For batch processing: [arun_many() Reference](references/complete-sdk-reference.md#arunmany-reference) (lines 1057-1224)

### Session & Authentication

**CLI:**

```yaml
# login_crawler.yml
session_id: "user_session"
js_code: |
  document.querySelector('#username').value = 'user';
  document.querySelector('#password').value = 'pass';
  document.querySelector('#submit').click();
wait_for: "css:.dashboard"
```

```bash
# Login
crwl https://site.com/login -C login_crawler.yml

# Access protected content (session reused)
crwl https://site.com/protected -c "session_id=user_session"
```

For session management: [Advanced Features](references/complete-sdk-reference.md#advanced-features) (lines 5429-5940)

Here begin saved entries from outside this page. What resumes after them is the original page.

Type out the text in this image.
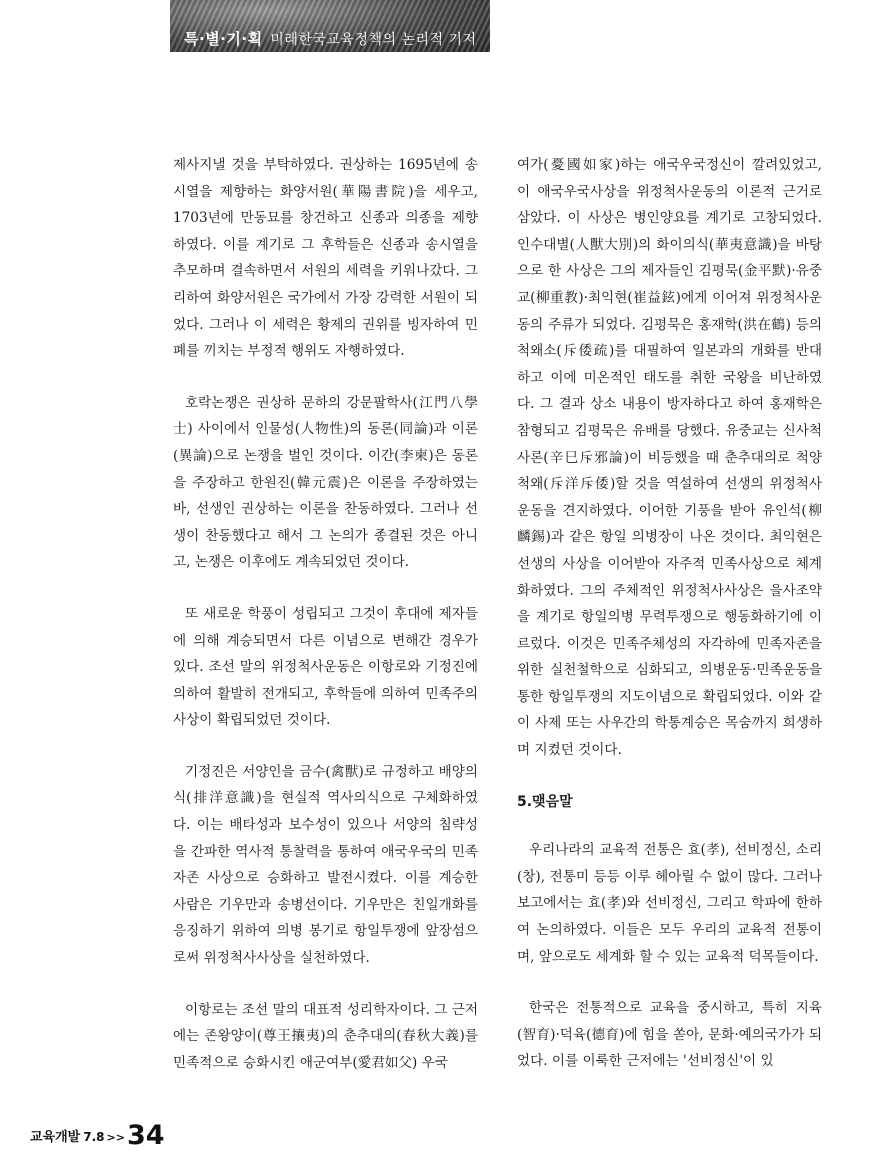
특·별·기·획 미래한국교육정책의 논리적 기저

제사지낼 것을 부탁하였다. 권상하는 1695년에 송시열을 제향하는 화양서원(華陽書院)을 세우고, 1703년에 만동묘를 창건하고 신종과 의종을 제향하였다. 이를 계기로 그 후학들은 신종과 송시열을 추모하며 결속하면서 서원의 세력을 키워나갔다. 그리하여 화양서원은 국가에서 가장 강력한 서원이 되었다. 그러나 이 세력은 황제의 권위를 빙자하여 민폐를 끼치는 부정적 행위도 자행하였다.

호락논쟁은 권상하 문하의 강문팔학사(江門八學士) 사이에서 인물성(人物性)의 동론(同論)과 이론(異論)으로 논쟁을 벌인 것이다. 이간(李柬)은 동론을 주장하고 한원진(韓元震)은 이론을 주장하였는바, 선생인 권상하는 이론을 찬동하였다. 그러나 선생이 찬동했다고 해서 그 논의가 종결된 것은 아니고, 논쟁은 이후에도 계속되었던 것이다.

또 새로운 학풍이 성립되고 그것이 후대에 제자들에 의해 계승되면서 다른 이념으로 변해간 경우가 있다. 조선 말의 위정척사운동은 이항로와 기정진에 의하여 활발히 전개되고, 후학들에 의하여 민족주의 사상이 확립되었던 것이다.

기정진은 서양인을 금수(禽獸)로 규정하고 배양의식(排洋意識)을 현실적 역사의식으로 구체화하였다. 이는 배타성과 보수성이 있으나 서양의 침략성을 간파한 역사적 통찰력을 통하여 애국우국의 민족자존 사상으로 승화하고 발전시켰다. 이를 계승한 사람은 기우만과 송병선이다. 기우만은 친일개화를 응징하기 위하여 의병 봉기로 항일투쟁에 앞장섬으로써 위정척사사상을 실천하였다.

이항로는 조선 말의 대표적 성리학자이다. 그 근저에는 존왕양이(尊王攘夷)의 춘추대의(春秋大義)를 민족적으로 승화시킨 애군여부(愛君如父) 우국

여가(憂國如家)하는 애국우국정신이 깔려있었고, 이 애국우국사상을 위정척사운동의 이론적 근거로 삼았다. 이 사상은 병인양요를 계기로 고창되었다. 인수대별(人獸大別)의 화이의식(華夷意識)을 바탕으로 한 사상은 그의 제자들인 김평묵(金平默)·유중교(柳重教)·최익현(崔益鉉)에게 이어져 위정척사운동의 주류가 되었다. 김평묵은 홍재학(洪在鶴) 등의 척왜소(斥倭疏)를 대필하여 일본과의 개화를 반대하고 이에 미온적인 태도를 취한 국왕을 비난하였다. 그 결과 상소 내용이 방자하다고 하여 홍재학은 참형되고 김평묵은 유배를 당했다. 유중교는 신사척사론(辛巳斥邪論)이 비등했을 때 춘추대의로 척양척왜(斥洋斥倭)할 것을 역설하여 선생의 위정척사운동을 견지하였다. 이어한 기풍을 받아 유인석(柳麟錫)과 같은 항일 의병장이 나온 것이다. 최익현은 선생의 사상을 이어받아 자주적 민족사상으로 체계화하였다. 그의 주체적인 위정척사사상은 을사조약을 계기로 항일의병 무력투쟁으로 행동화하기에 이르렀다. 이것은 민족주체성의 자각하에 민족자존을 위한 실천철학으로 심화되고, 의병운동·민족운동을 통한 항일투쟁의 지도이념으로 확립되었다. 이와 같이 사제 또는 사우간의 학통계승은 목숨까지 희생하며 지켰던 것이다.

5.맺음말

우리나라의 교육적 전통은 효(孝), 선비정신, 소리(창), 전통미 등등 이루 헤아릴 수 없이 많다. 그러나 보고에서는 효(孝)와 선비정신, 그리고 학파에 한하여 논의하였다. 이들은 모두 우리의 교육적 전통이며, 앞으로도 세계화 할 수 있는 교육적 덕목들이다.

한국은 전통적으로 교육을 중시하고, 특히 지육(智育)·덕육(德育)에 힘을 쏟아, 문화·예의국가가 되었다. 이를 이룩한 근저에는 '선비정신'이 있

교육개발 7.8 >>34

### Anti-Detection & Proxies

**CLI:**

```yaml
# browser.yml
headless: true
proxy_config:
  server: "http://proxy:8080"
  username: "user"
  password: "pass"
user_agent_mode: "random"
```

```bash
crwl https://example.com -B browser.yml
```

---

## Common Use Cases

### Documentation to Markdown

```bash
crwl https://docs.example.com -o markdown > docs.md
```

### E-commerce Product Monitoring

```bash
# Generate schema once
python scripts/extraction_pipeline.py --generate-schema https://shop.com "extract products"

# Monitor (no LLM costs)
crwl https://shop.com -e extract_css.yml -s schema.json -o json
```

### News Aggregation

```bash
# Multiple sources with filtering
for url in news1.com news2.com news3.com; do
  crwl "https://$url" -f filter_bm25.yml -o markdown-fit
done
```

### Interactive Q&A

```bash
# First view content
crwl https://example.com -o markdown

# Then ask questions
crwl https://example.com -q "What are the main conclusions?"
crwl https://example.com -q "Summarize the key points"
```

---

## Resources

### Provided Scripts

- **scripts/extraction_pipeline.py** - Schema generation and extraction
- **scripts/basic_crawler.py** - Simple markdown extraction
- **scripts/batch_crawler.py** - Multi-URL processing

### Reference Documentation

| Document | Purpose |
|----------|---------|
| [CLI Guide](references/cli-guide.md) | Command-line interface reference |
| [SDK Guide](references/sdk-guide.md) | Python SDK quick reference |
| [Complete SDK Reference](references/complete-sdk-reference.md) | Full API documentation (5900+ lines) |

---

## Best Practices

1. **Start with CLI** for quick tasks, SDK for automation
2. **Use schema-based extraction** - 10-100x more efficient than LLM
3. **Enable caching during development** - `--bypass-cache` only when needed
4. **Set appropriate timeouts** - 30s normal, 60s+ for JS-heavy sites
5. **Use content filters** for cleaner, focused markdown
6. **Respect rate limits** - Add delays between requests

---

## Troubleshooting

### JavaScript Not Loading

```bash
crwl https://example.com -c "wait_for=css:.dynamic-content,page_timeout=60000"
```

### Bot Detection Issues

```bash
crwl https://example.com -B browser.yml
```

```yaml
# browser.yml
headless: false
viewport_width: 1920
viewport_height: 1080
user_agent: "Mozilla/5.0 (Windows NT 10.0; Win64; x64) AppleWebKit/537.36"
```

### Content Not Extracted

```bash
# Debug: see full output
crwl https://example.com -o all -v

# Try different wait strategy
crwl https://example.com -c "wait_for=js:document.querySelector('.content')!==null"
```

### Session Issues

```bash
# Verify session
crwl https://site.com -c "session_id=test" -o all | grep -i session
```

---

For comprehensive API documentation, see [Complete SDK Reference](references/complete-sdk-reference.md).